Sex education expert Amy Lang puts it plainly: “Pornography is one-dimensional. The point of pornography is for you to get off.”
And today’s kids are growing up in a world where pornography of all kinds has never been easier to access. Research suggests that one way to interrupt the effects of harmful media and encourage teens to explore healthy relationships is by letting them read the sensual, imaginative and hot pages of romance novels.
“It’s safe, and it’s private, and it’s fun, and it helps kids get a sense of what turns them on, but they get the sensation of being sexually stimulated in a way that is completely appropriate,” Lang says. “In books, there’s buildup. You see the hand-holding, you see the meeting in a bar, eyes connecting, and slow dancing, which is much more realistic and a counterpoint to seeing pornography.“
It turns out that when reading novels, the brain engages with the fictional world by treating it as something of a simulated reality in which it can test relationships and better understand how to relate to others. Researchers have discovered that reading novels leads to increased empathy; a study done at York University in Canada found that people who read more fiction were better able than non-fiction readers to discern people’s emotional states by looking at their faces.
And when the researchers took into account different genres of fiction, it was romance readers who scored the highest in empathy.
“Romance novels have a very strong character-driven narrative where people are really thinking about characters’ motivations and outcomes,” said Katrina Fong, a behavioral researcher who was one of the authors of the York University study.

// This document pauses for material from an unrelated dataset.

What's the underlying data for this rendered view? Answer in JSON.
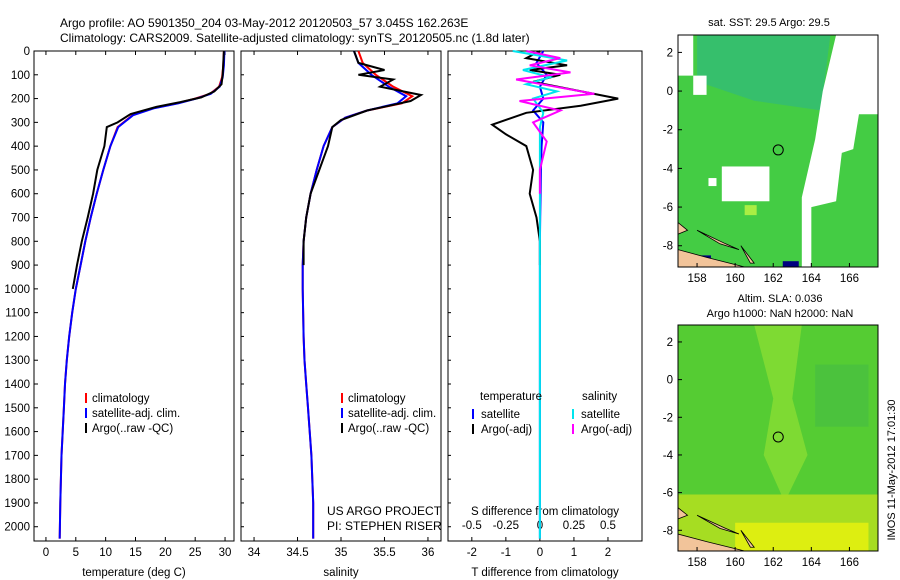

Humans are storytelling people, and the human brain is hard-wired to learn through narrative, Siegel says. Bestselling romance author Jasmine Guillory, whose next book, The Wedding Party, will be released in July, agrees that romances are a great way to try on relationships and sexual feelings.
“I think reading is a great way to explore things that you’re feeling about the world. I think reading romance is a great way to see what different kinds of people are out there and what different kinds of relationships they had,” Guillory says.
Romance author Andie Christopher got started reading her grandmother’s romance novels, and she devoured hundreds of them as she was growing up. She says consuming the genre when she was young made her value her own enjoyment later when she became sexually active.
“I think romance novels were important in seeing pleasure as the objective,” says Christopher, whose novel, Not the Girl You Marry, will be released in November. “It made me feel like I should be going for what I want and having fun. Sex is not something that happens to me; it’s something that I participate in.”
Anna Ungar and her daughter never discussed Anais Nin’s Little Birds; her daughter didn’t seem to want to, Ungar said. But Ungar noticed that when her daughter went off to college, she brought the book.
“She must have liked it,” Ungar says.